Outro requisito para acessar o tratamento especial é o uso de modelos de negócio inovadores para geração de produto ou serviço. Eles estão previstos na Lei 10.973, de 2004, que dispõe sobre incentivos à inovação e à pesquisa científica e tecnológica no ambiente produtivo.
O tratamento especial também vale para quem se enquadrar no regime especial Inova Simples, previsto na Lei Complementar 123, de 2006. O programa é um processo simplificado de formalização do negócio que concede tratamento diferenciado às iniciativas que se autodeclaram “empresas de inovação”. O objetivo é estimular a criação, a formalização, o desenvolvimento e a consolidação de agentes indutores de avanços tecnológicos, emprego e renda.
O desenvolvimento de jogos eletrônicos poderá ser beneficiado com fomento em pesquisa, em inovação, em desenvolvimento de recursos humanos e em cultura. As empresas desenvolvedoras de jogos eletrônicos poderão usar os benefícios da Lei do Audiovisual (Lei 8.685, de 1993), da Lei Rouanet (Lei 8.313, de 1991) para estimular a produção ou a coprodução de jogos eletrônicos brasileiros independentes, bem como para formação de profissionais do setor.
O marco legal trata, ainda, das ferramentas e instrumentos necessários para o desenvolvimento de jogos eletrônicos, como computadores, programas, equipamentos especializados, SDK, DevKits e outros. O texto sancionado determina também que o poder público regulamentará o desembaraço aduaneiro e as taxas de importação incidentes para fomentar a inovação no setor de empresas desenvolvedoras de jogos eletrônicos.
Usos
O texto sancionado libera o uso de jogos eletrônicos para entretenimento ou qualquer outra atividade lícita, desde que observada a classificação etária indicativa. Os jogos também poderão ser usados para contemplação artística; para fins didáticos ou recreação em ambiente escolar; para fins terapêuticos; para fins de treinamento e capacitação, por meio de simulação ou emulação de ação em ambiente institucional; para fins de comunicação e propaganda.
No ambiente escolar, o uso terá que estar de acordo com a Base Nacional Comum Curricular (BNCC) e com as normas e regimentos escolares dos sistemas de ensino. Para fins de comunicação e propaganda, o uso de jogos eletrônicos terá que observar as normas do Estatuto da Criança e do Adolescente (Lei 8.069, de 1990).

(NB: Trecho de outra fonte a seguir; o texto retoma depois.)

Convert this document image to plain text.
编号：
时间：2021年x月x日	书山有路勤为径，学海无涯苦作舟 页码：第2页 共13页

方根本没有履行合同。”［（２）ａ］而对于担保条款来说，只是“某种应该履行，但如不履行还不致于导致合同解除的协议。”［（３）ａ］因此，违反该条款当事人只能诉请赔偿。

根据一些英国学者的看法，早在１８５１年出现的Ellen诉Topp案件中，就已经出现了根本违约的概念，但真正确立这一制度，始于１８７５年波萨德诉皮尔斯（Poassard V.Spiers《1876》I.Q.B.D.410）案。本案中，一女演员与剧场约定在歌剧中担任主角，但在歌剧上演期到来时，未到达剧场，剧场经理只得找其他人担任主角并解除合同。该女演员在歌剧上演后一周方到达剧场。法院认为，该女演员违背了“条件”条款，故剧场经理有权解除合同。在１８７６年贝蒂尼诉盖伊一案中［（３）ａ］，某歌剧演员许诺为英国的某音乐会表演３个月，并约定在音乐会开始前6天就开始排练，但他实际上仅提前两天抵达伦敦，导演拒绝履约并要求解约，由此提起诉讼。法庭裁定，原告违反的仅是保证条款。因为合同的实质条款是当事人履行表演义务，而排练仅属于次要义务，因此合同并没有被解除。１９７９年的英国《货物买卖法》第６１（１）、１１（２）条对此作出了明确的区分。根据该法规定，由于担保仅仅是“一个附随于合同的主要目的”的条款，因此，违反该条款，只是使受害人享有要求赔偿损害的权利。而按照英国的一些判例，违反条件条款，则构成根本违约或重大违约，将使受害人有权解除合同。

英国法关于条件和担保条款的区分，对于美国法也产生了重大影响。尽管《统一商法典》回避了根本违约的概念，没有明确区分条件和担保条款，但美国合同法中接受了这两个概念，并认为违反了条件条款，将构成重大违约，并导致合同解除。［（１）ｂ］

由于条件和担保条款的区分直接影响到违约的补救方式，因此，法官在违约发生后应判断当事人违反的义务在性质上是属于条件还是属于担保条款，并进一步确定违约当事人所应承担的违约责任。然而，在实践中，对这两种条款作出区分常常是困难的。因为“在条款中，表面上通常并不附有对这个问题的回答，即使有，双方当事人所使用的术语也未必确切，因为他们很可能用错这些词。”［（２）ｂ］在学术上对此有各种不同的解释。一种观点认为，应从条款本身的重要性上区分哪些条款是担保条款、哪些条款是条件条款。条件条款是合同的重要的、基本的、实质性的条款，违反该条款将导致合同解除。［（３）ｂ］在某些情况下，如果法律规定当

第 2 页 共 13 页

O poder público poderá promover políticas públicas para a utilização de jogos eletrônicos nas escolas públicas, no âmbito da Política Nacional de Educação Digital (Lei nº 14.533, de 2023). O poder público também poderá criar repositório de jogos eletrônicos financiados com recursos públicos, com uso livre por instituições públicas de ensino, pesquisa e saúde.
A nova lei também determina que o Estado deverá apoiar a formação de recursos humanos para a indústria de jogos eletrônicos por meio de incentivo à criação de cursos de educação profissional e tecnológica e superiores; criação ou apoio a oficinas profissionalizantes; criação ou apoio a cursos de formação profissional técnica e tecnológica e de especialização; incentivo à pesquisa, ao desenvolvimento e ao aperfeiçoamento de jogos eletrônicos direcionados à educação, inclusive mediante a criação de plataforma de jogos educativos e incentivos para a criação de espaços formativos de recursos humanos especializados para o setor.
Crianças e adolescentes
O Marco Legal dos Jogos Eletrônicos determina também que a concepção, o design, a gestão e o funcionamento dos jogos eletrônicos para o público infanto-juvenil “devem ter como parâmetro o superior interesse da criança e do adolescente, de acordo com a legislação vigente”.

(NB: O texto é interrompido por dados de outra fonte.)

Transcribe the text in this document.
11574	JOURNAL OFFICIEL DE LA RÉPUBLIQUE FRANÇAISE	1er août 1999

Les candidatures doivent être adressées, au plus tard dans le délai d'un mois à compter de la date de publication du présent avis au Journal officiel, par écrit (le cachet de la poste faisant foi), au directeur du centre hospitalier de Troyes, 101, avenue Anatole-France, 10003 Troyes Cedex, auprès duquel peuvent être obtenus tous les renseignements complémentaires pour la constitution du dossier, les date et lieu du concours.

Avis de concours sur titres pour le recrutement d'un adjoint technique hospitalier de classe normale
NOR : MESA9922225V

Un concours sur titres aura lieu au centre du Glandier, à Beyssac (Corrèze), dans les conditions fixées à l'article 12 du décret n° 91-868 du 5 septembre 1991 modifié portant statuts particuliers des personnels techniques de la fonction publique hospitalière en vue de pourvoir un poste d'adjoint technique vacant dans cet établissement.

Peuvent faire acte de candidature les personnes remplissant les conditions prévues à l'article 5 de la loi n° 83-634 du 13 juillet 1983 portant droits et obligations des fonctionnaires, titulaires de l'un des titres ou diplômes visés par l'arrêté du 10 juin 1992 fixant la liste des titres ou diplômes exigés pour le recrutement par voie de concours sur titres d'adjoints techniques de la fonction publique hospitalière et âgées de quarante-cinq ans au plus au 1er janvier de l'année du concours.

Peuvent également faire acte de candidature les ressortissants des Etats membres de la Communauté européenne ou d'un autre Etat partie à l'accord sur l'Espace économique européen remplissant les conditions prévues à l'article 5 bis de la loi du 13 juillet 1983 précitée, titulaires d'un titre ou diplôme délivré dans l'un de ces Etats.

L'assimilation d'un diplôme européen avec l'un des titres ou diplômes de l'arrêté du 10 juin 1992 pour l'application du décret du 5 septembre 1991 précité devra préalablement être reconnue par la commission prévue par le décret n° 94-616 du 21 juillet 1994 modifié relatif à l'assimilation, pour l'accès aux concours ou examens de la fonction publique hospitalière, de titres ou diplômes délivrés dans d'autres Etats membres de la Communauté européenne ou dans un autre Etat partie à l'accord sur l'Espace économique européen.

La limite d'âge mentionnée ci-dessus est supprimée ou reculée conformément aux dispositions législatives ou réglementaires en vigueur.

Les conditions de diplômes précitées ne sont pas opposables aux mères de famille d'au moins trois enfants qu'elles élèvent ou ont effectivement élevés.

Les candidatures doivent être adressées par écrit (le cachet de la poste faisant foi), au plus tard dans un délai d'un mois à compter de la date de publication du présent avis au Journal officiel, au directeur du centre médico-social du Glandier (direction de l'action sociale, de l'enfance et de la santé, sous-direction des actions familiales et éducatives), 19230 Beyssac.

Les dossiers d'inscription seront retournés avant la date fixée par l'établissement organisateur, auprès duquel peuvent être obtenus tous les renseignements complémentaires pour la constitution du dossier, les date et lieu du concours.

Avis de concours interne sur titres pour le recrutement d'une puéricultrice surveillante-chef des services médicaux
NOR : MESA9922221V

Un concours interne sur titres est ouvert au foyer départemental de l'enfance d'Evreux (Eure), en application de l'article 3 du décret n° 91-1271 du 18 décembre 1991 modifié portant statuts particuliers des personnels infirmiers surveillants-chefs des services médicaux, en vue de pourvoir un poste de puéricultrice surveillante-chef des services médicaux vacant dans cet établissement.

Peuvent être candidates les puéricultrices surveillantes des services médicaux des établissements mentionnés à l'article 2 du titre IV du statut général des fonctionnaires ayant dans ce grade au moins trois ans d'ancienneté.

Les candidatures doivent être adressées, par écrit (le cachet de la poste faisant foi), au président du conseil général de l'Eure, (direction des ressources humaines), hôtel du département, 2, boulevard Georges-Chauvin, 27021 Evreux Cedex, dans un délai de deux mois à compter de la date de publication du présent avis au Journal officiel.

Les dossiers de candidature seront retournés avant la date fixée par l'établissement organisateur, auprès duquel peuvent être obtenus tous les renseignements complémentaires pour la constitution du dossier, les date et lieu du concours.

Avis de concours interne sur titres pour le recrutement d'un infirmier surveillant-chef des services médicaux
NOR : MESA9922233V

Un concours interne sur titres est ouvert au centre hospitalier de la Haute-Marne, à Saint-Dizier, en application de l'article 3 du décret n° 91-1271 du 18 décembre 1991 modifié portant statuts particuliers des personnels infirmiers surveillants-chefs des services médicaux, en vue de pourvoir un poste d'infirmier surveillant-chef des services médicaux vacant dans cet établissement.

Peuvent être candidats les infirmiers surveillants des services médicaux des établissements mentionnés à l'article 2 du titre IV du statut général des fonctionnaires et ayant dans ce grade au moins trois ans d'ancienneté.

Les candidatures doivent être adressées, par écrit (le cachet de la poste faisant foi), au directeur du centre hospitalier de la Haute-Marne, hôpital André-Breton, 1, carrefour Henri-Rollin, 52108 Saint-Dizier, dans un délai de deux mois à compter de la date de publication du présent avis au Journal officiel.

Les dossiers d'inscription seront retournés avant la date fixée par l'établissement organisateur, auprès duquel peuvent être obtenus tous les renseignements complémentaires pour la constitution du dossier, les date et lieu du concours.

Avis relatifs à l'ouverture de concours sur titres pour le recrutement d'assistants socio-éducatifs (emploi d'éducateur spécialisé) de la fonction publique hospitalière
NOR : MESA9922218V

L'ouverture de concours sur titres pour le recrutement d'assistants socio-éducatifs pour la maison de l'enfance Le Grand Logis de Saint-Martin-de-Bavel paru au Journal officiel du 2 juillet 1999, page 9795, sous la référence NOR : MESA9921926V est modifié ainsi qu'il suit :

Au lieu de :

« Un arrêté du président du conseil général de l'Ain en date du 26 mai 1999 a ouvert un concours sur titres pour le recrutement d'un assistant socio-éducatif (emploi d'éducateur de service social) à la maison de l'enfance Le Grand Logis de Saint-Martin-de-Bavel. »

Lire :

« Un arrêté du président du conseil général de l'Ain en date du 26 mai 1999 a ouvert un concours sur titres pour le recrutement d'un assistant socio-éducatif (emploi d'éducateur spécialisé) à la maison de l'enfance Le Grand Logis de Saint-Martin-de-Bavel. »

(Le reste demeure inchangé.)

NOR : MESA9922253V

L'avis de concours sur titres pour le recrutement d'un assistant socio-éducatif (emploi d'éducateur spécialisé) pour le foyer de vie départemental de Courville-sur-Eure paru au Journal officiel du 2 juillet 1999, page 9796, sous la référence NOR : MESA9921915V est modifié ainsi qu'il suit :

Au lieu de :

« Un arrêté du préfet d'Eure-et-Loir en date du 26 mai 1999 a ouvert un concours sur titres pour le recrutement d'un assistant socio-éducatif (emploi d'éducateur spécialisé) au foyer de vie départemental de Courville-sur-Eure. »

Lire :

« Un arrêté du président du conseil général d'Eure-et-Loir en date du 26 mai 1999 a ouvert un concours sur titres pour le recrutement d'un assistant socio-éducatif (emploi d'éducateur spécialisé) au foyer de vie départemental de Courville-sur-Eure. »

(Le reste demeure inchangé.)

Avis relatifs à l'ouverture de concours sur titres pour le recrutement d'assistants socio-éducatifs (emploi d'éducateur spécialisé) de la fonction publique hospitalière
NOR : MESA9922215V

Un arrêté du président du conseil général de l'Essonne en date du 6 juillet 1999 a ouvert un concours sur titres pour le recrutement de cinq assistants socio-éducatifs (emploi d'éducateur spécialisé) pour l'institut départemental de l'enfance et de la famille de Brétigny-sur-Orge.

Nesses casos, deverão ser adotadas medidas adequadas e proporcionais para mitigar os riscos aos direitos de crianças e adolescentes que possam advir da concepção ou do funcionamento desses jogos, bem como para fomentar a efetivação de seus direitos relacionados ao ambiente digital. Os desenvolvedores de jogos eletrônicos deverão criar canais de escuta e diálogo com crianças e adolescentes.
Os fornecedores de jogos eletrônicos devem garantir que os seus serviços, sistemas e comunidades oficiais não fomentem ou gerem ambiente propício para quaisquer formas de negligência, discriminação, exploração, violência, crueldade ou opressão contra crianças e adolescentes; ou discriminação de crianças e adolescentes com deficiência, devendo implementar medidas técnicas que garantam o desenho universal e a acessibilidade do serviço a todas as crianças e adolescentes, nos termos do Estatuto da Pessoa com Deficiência (Lei nº 13.146, de 2015).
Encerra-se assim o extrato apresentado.